The rules live in the Consumer Protection Act, which treats a gift card as a prepaid card: money handed over now for goods or services later. Four things follow from that. The value can't expire. You can't chip away at it with fees. The buyer has to know the conditions and be able to check the balance. And small leftover balances can be claimed back in cash.
No expiry, and the exceptions are narrow
A dollar-value gift card sold in Québec can't carry an expiry date. Not twelve months, not five years, none. A $50 card someone bought in December 2022 is still worth whatever's left on it today, and it will still be worth that in 2030 if nobody spends it.
The law does carve out one real exception: cards that buy unlimited use of a service for a set period. Say you sold a month of unlimited drip coffee. That month can end, because what was sold was the period, not a dollar amount. Promotional cards are another case: if you hand out $10 cards for free as a promo, nobody purchased anything, so those can have an end date. But the classic case, a customer paying real money for a stored-value card, is untouchable. It never expires, full stop.
Fees can't shrink the balance either
An expiry date is the fast way to erase value. Fees are the slow way, and the Act blocks those too. No activation fee, no “dormancy” or “maintenance” charge that nibbles a sleeping card down to zero. If the card says $50, it's $50 until it's spent.
The regulation allows a small number of narrow exceptions, things like a charge for personalizing a card or replacing a lost one, and there's a separate regime for mall-style cards accepted at many unrelated merchants. If you're one brand selling your own card, the practical rule is simpler than all of that: never charge anything beyond the face value.
“How much is left on it?” must always have an answer
Before the sale, the law expects the conditions of use to be spelled out, including how the holder can check the balance. Think about what that means at a counter. A card bought two Christmases ago resurfaces in a coat pocket. If the only way to check it is phoning your shop during opening hours, you either burn staff time on the phone or frustrate the holder into never coming in at all.
The operationally sane version is a balance page anyone can reach: type the code, see the number, no account needed. That's how gift cards in Perkaria handle it. Every card gets a public, bilingual balance page, so “how much is left?” stops being your staff's problem in the middle of a rush.
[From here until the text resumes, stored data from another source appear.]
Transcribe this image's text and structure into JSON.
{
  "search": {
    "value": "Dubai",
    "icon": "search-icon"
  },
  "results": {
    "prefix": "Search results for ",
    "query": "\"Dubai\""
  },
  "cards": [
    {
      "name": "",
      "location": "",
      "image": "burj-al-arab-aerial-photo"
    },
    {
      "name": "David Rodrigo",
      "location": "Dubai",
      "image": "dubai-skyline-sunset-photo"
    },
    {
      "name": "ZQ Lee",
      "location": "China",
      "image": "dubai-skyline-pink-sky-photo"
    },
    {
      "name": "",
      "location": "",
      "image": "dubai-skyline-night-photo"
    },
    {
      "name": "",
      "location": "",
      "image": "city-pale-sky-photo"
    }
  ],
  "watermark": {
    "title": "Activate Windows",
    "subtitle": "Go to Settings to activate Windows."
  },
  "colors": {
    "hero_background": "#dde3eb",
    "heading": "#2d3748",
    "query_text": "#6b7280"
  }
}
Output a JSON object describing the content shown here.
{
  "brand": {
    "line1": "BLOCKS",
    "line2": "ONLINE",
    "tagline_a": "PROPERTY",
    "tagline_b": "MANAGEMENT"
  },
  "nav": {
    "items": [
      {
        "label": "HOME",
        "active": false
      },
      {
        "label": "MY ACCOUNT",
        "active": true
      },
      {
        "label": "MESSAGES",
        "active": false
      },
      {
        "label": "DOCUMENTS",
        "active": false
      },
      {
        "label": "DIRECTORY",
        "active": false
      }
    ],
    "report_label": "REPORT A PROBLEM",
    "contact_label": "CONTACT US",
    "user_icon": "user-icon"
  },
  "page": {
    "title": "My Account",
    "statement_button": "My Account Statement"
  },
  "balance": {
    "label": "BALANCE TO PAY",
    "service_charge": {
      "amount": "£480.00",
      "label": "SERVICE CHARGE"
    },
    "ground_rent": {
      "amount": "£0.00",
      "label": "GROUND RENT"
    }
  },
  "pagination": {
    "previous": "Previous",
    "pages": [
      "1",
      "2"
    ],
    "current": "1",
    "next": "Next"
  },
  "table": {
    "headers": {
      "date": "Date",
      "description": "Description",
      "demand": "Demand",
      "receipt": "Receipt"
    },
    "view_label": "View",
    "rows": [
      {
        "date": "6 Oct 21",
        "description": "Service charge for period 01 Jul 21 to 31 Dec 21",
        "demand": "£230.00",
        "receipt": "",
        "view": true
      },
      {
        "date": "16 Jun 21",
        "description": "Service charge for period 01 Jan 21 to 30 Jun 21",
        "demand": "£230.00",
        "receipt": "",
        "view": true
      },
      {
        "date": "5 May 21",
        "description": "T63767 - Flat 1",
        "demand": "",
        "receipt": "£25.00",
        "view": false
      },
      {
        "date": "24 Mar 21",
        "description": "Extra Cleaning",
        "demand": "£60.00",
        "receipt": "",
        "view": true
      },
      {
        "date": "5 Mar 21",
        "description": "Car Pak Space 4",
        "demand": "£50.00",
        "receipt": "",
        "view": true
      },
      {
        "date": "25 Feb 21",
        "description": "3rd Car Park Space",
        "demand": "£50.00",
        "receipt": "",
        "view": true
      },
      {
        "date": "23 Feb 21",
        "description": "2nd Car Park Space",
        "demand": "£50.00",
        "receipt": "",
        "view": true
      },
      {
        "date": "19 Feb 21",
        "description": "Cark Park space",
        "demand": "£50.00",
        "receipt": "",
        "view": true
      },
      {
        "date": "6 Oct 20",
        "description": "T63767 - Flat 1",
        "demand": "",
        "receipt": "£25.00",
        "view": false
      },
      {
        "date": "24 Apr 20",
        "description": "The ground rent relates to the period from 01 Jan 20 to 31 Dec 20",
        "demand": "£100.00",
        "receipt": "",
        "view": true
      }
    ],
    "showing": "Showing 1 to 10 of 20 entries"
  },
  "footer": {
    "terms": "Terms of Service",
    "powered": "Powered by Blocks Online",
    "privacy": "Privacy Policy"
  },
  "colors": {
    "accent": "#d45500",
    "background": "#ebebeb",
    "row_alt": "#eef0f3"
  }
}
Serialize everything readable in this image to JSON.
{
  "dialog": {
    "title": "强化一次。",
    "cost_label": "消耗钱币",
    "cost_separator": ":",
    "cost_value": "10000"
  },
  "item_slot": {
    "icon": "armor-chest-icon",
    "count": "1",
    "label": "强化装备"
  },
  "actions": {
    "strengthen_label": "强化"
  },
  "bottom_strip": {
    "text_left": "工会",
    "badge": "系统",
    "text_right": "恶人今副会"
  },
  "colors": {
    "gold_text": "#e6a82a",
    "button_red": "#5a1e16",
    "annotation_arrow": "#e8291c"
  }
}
The $5 rule most owners have never heard of
Here's the one that surprises people. Once a card has been partly used, if what's left on it is $5 or less, the customer can ask for that remainder in cash, and you have to hand it over. It's in the Act. It comes up rarely, and the amounts are small when it does, but a counter person who has never heard of it will refuse. Now you have an awkward exchange over $3.40, and the customer happens to be right.
- Tell your counter staff the rule exists: balance of $5 or less after a purchase, refundable in cash on request
- Log the refund like any other payout, so the card's record closes clean
- Don't round small balances away quietly; what's left belongs to the holder until it's spent or refunded
The float is not revenue
Now the bookkeeping side, because no-expiry has a consequence that only shows up in your books. When you sell a gift card, you have the cash, but you haven't earned it yet. You owe product. Say you sell forty $50 cards in December: you're holding $2,000 that is not December revenue. It's a debt you'll pay off in food and coffee, mostly in January.
In places where cards could quietly die, that liability eventually evaporated on its own. In Québec it doesn't. An unspent balance stays on your books until it's redeemed, which means you need a current answer to “how much do we owe, in total?” Your accountant will ask at year-end, and “whatever the shoebox says” is not an answer.
- A log of every card issued, reloaded and redeemed
- One running number: total outstanding balance, as of today
- A way to reconcile card activity against your register's sales, so that number stays honest
This is where paper gift certificates genuinely fall down: nobody reconstructs a liability total from a drawer of carbon copies. A digital card does the bookkeeping as a side effect. In Perkaria's owner dashboard, the outstanding total sits beside your visit numbers, and a nightly reconciliation against your register's sales export keeps the card ledger and the cash drawer honest with each other.
Why Perkaria enforces all of this by default
We built the gift-card feature for Québec counters, so the law isn't a compliance checklist you configure. It's the shape of the product. There is no expiry field. There is no fee schedule to switch on. Your team issues the card from the counter tablet, your existing register takes the money, and every card has its public balance page from day one. Gift cards are included on the Growth and Pro plans.
And honestly, none of this makes the law a burden. The value being protected is exactly why a gift card is such a clean product to sell: the buyer trusts it, and you get paid during your busiest month for visits that fill your quietest one.